I love intermarket relationships, especially ones which can give useful insights. This week's chart looks at the ratio of copper prices to gold prices and compares that to the 10-year T-Note yield.
The first interesting point to raise about this comparison is that I am using just a single Y-axis. Normally, a comparison of two data series will merit putting them on separate Y-axes. I did multiply the copper/gold ratio by 1000 to bring it into the same realm as the 10-year yield, and that seems to have been enough of an adjustment.
It is pretty amazing how closely these two plots stick together over time.
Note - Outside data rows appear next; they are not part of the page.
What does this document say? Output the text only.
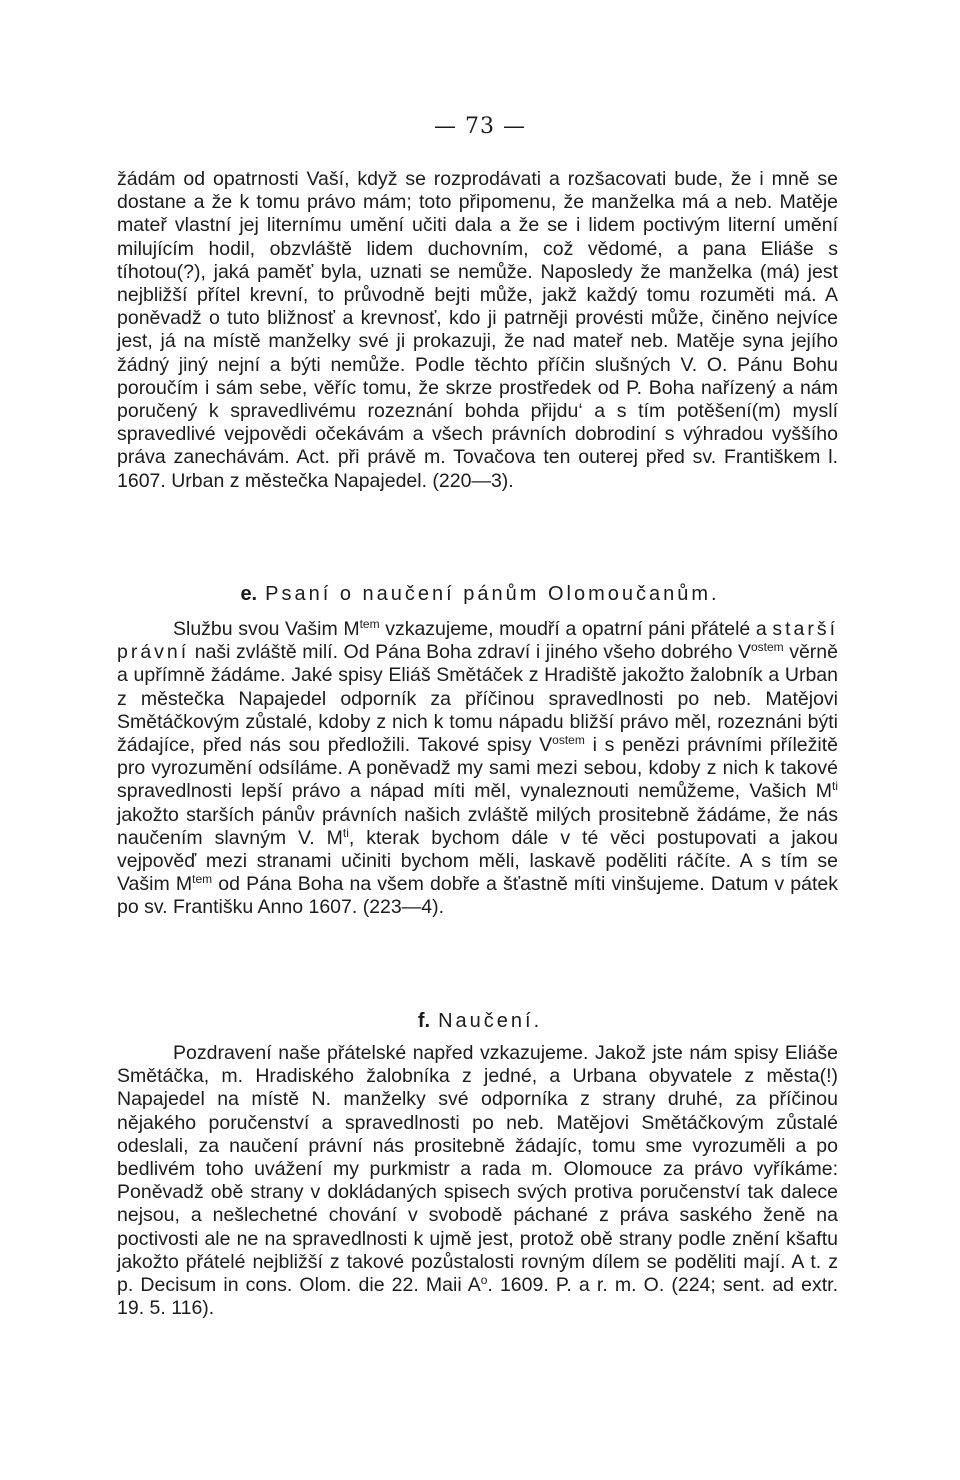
— 73 —

žádám od opatrnosti Vaší, když se rozprodávati a rozšacovati bude, že i mně se dostane a že k tomu právo mám; toto připomenu, že manželka má a neb. Matěje mateř vlastní jej liternímu umění učiti dala a že se i lidem poctivým literní umění milujícím hodil, obzvláště lidem duchovním, což vědomé, a pana Eliáše s tíhotou(?), jaká paměť byla, uznati se nemůže. Naposledy že manželka (má) jest nejbližší přítel krevní, to průvodně bejti může, jakž každý tomu rozuměti má. A poněvadž o tuto bližnosť a krevnosť, kdo ji patrněji provésti může, činěno nejvíce jest, já na místě manželky své ji prokazuji, že nad mateř neb. Matěje syna jejího žádný jiný nejní a býti nemůže. Podle těchto příčin slušných V. O. Pánu Bohu poroučím i sám sebe, věříc tomu, že skrze prostředek od P. Boha nařízený a nám poručený k spravedlivému rozeznání bohda přijdu‘ a s tím potěšení(m) myslí spravedlivé vejpovědi očekávám a všech právních dobrodiní s výhradou vyššího práva zanechávám. Act. při právě m. Tovačova ten outerej před sv. Františkem l. 1607. Urban z městečka Napajedel. (220—3).

e. Psaní o naučení pánům Olomoučanům.

Službu svou Vašim $M^{tem}$ vzkazujeme, moudří a opatrní páni přátelé a starší právní naši zvláště milí. Od Pána Boha zdraví i jiného všeho dobrého $V^{ostem}$ věrně a upřímně žádáme. Jaké spisy Eliáš Smětáček z Hradiště jakožto žalobník a Urban z městečka Napajedel odporník za příčinou spravedlnosti po neb. Matějovi Smětáčkovým zůstalé, kdoby z nich k tomu nápadu bližší právo měl, rozeznáni býti žádajíce, před nás sou předložili. Takové spisy $V^{ostem}$ i s penězi právními příležitě pro vyrozumění odsíláme. A poněvadž my sami mezi sebou, kdoby z nich k takové spravedlnosti lepší právo a nápad míti měl, vynaleznouti nemůžeme, Vašich $M^{ti}$ jakožto starších pánův právních našich zvláště milých prositebně žádáme, že nás naučením slavným V. $M^{ti}$, kterak bychom dále v té věci postupovati a jakou vejpověď mezi stranami učiniti bychom měli, laskavě poděliti ráčíte. A s tím se Vašim $M^{tem}$ od Pána Boha na všem dobře a šťastně míti vinšujeme. Datum v pátek po sv. Františku Anno 1607. (223—4).

f. Naučení.

Pozdravení naše přátelské napřed vzkazujeme. Jakož jste nám spisy Eliáše Smětáčka, m. Hradiského žalobníka z jedné, a Urbana obyvatele z města(!) Napajedel na místě N. manželky své odporníka z strany druhé, za příčinou nějakého poručenství a spravedlnosti po neb. Matějovi Smětáčkovým zůstalé odeslali, za naučení právní nás prositebně žádajíc, tomu sme vyrozuměli a po bedlivém toho uvážení my purkmistr a rada m. Olomouce za právo vyříkáme: Poněvadž obě strany v dokládaných spisech svých protiva poručenství tak dalece nejsou, a nešlechetné chování v svobodě páchané z práva saského ženě na poctivosti ale ne na spravedlnosti k ujmě jest, protož obě strany podle znění kšaftu jakožto přátelé nejbližší z takové pozůstalosti rovným dílem se poděliti mají. A t. z p. Decisum in cons. Olom. die 22. Maii $A^o$. 1609. P. a r. m. O. (224; sent. ad extr. 19. 5. 116).
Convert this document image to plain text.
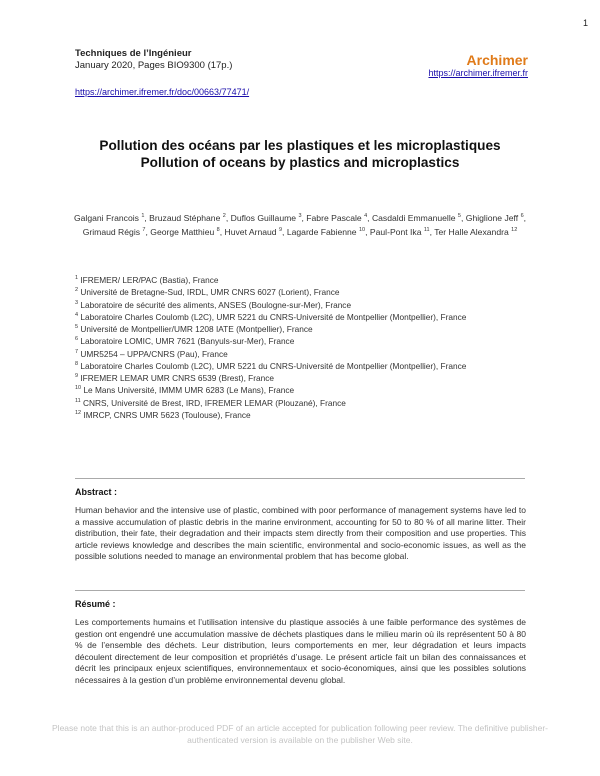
1
Techniques de l’Ingénieur
January 2020, Pages BIO9300 (17p.)
https://archimer.ifremer.fr/doc/00663/77471/
Archimer
https://archimer.ifremer.fr
Pollution des océans par les plastiques et les microplastiques
Pollution of oceans by plastics and microplastics
Galgani Francois $^1$, Bruzaud Stéphane $^2$, Duflos Guillaume $^3$, Fabre Pascale $^4$, Casdaldi Emmanuelle $^5$, Ghiglione Jeff $^6$, Grimaud Régis $^7$, George Matthieu $^8$, Huvet Arnaud $^9$, Lagarde Fabienne $^{10}$, Paul-Pont Ika $^{11}$, Ter Halle Alexandra $^{12}$
$^1$ IFREMER/ LER/PAC (Bastia), France
$^2$ Université de Bretagne-Sud, IRDL, UMR CNRS 6027 (Lorient), France
$^3$ Laboratoire de sécurité des aliments, ANSES (Boulogne-sur-Mer), France
$^4$ Laboratoire Charles Coulomb (L2C), UMR 5221 du CNRS-Université de Montpellier (Montpellier), France
$^5$ Université de Montpellier/UMR 1208 IATE (Montpellier), France
$^6$ Laboratoire LOMIC, UMR 7621 (Banyuls-sur-Mer), France
$^7$ UMR5254 – UPPA/CNRS (Pau), France
$^8$ Laboratoire Charles Coulomb (L2C), UMR 5221 du CNRS-Université de Montpellier (Montpellier), France
$^9$ IFREMER LEMAR UMR CNRS 6539 (Brest), France
$^{10}$ Le Mans Université, IMMM UMR 6283 (Le Mans), France
$^{11}$ CNRS, Université de Brest, IRD, IFREMER LEMAR (Plouzané), France
$^{12}$ IMRCP, CNRS UMR 5623 (Toulouse), France
Abstract :
Human behavior and the intensive use of plastic, combined with poor performance of management systems have led to a massive accumulation of plastic debris in the marine environment, accounting for 50 to 80 % of all marine litter. Their distribution, their fate, their degradation and their impacts stem directly from their composition and use properties. This article reviews knowledge and describes the main scientific, environmental and socio-economic issues, as well as the possible solutions needed to manage an environmental problem that has become global.
Résumé :
Les comportements humains et l’utilisation intensive du plastique associés à une faible performance des systèmes de gestion ont engendré une accumulation massive de déchets plastiques dans le milieu marin où ils représentent 50 à 80 % de l’ensemble des déchets. Leur distribution, leurs comportements en mer, leur dégradation et leurs impacts découlent directement de leur composition et propriétés d’usage. Le présent article fait un bilan des connaissances et décrit les principaux enjeux scientifiques, environnementaux et socio-économiques, ainsi que les possibles solutions nécessaires à la gestion d’un problème environnemental devenu global.
Please note that this is an author-produced PDF of an article accepted for publication following peer review. The definitive publisher-authenticated version is available on the publisher Web site.
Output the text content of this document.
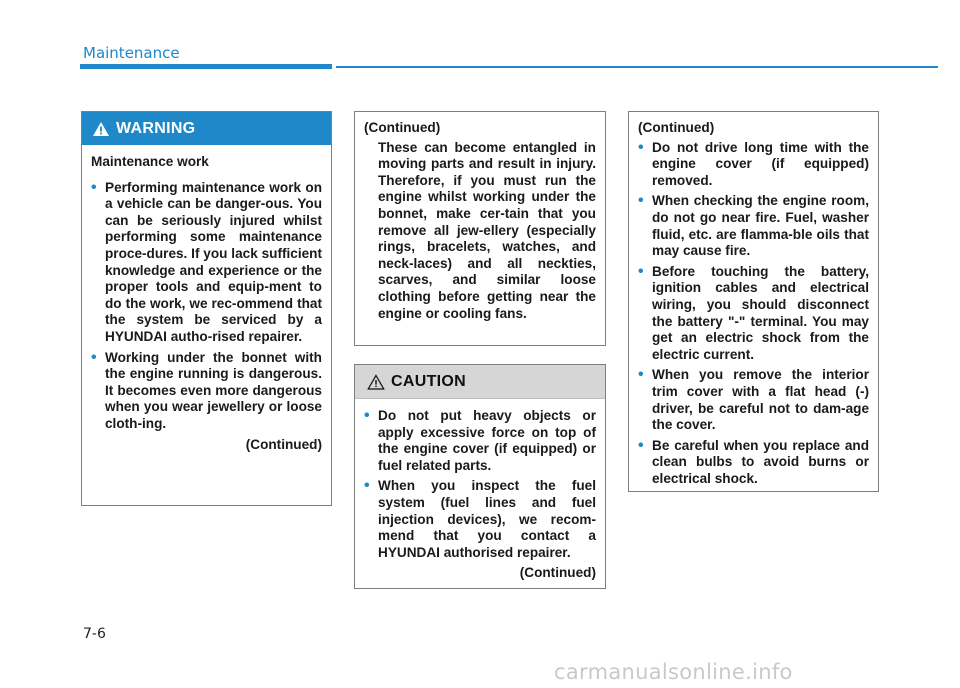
Maintenance
WARNING
Maintenance work
• Performing maintenance work on a vehicle can be danger-ous. You can be seriously injured whilst performing some maintenance proce-dures. If you lack sufficient knowledge and experience or the proper tools and equip-ment to do the work, we rec-ommend that the system be serviced by a HYUNDAI autho-rised repairer.
• Working under the bonnet with the engine running is dangerous. It becomes even more dangerous when you wear jewellery or loose cloth-ing.
(Continued)
(Continued)
These can become entangled in moving parts and result in injury. Therefore, if you must run the engine whilst working under the bonnet, make cer-tain that you remove all jew-ellery (especially rings, bracelets, watches, and neck-laces) and all neckties, scarves, and similar loose clothing before getting near the engine or cooling fans.
CAUTION
• Do not put heavy objects or apply excessive force on top of the engine cover (if equipped) or fuel related parts.
• When you inspect the fuel system (fuel lines and fuel injection devices), we recom-mend that you contact a HYUNDAI authorised repairer.
(Continued)
(Continued)
• Do not drive long time with the engine cover (if equipped) removed.
• When checking the engine room, do not go near fire. Fuel, washer fluid, etc. are flamma-ble oils that may cause fire.
• Before touching the battery, ignition cables and electrical wiring, you should disconnect the battery "-" terminal. You may get an electric shock from the electric current.
• When you remove the interior trim cover with a flat head (-) driver, be careful not to dam-age the cover.
• Be careful when you replace and clean bulbs to avoid burns or electrical shock.
7-6
carmanualsonline.info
This chart looks back 12 years, and the relationship has been a sticky one for a lot longer than that.
The additional interesting point is that the 10-year yield plot seems to be the wilder one of the two. While it dances the same dance steps as the copper/gold ratio, it dances farther at the extremes, and that is the fun insight about this comparison. Right now, the 10-year yield has dropped way below the copper/gold ratio on this scaling. When that has happened before, it has conveyed a message that both plots are likely to reverse.
To get the copper/gold ratio to turn upward, copper prices would have to start outperforming gold prices on a relative basis. That typically happens when the economy speeds up and demand for copper improves. Such an improvement in the economy is the Fed's stated goal in dropping its short-term rates to zero. The copper/gold ratio's position on the chart says that bond yields have swung too far now.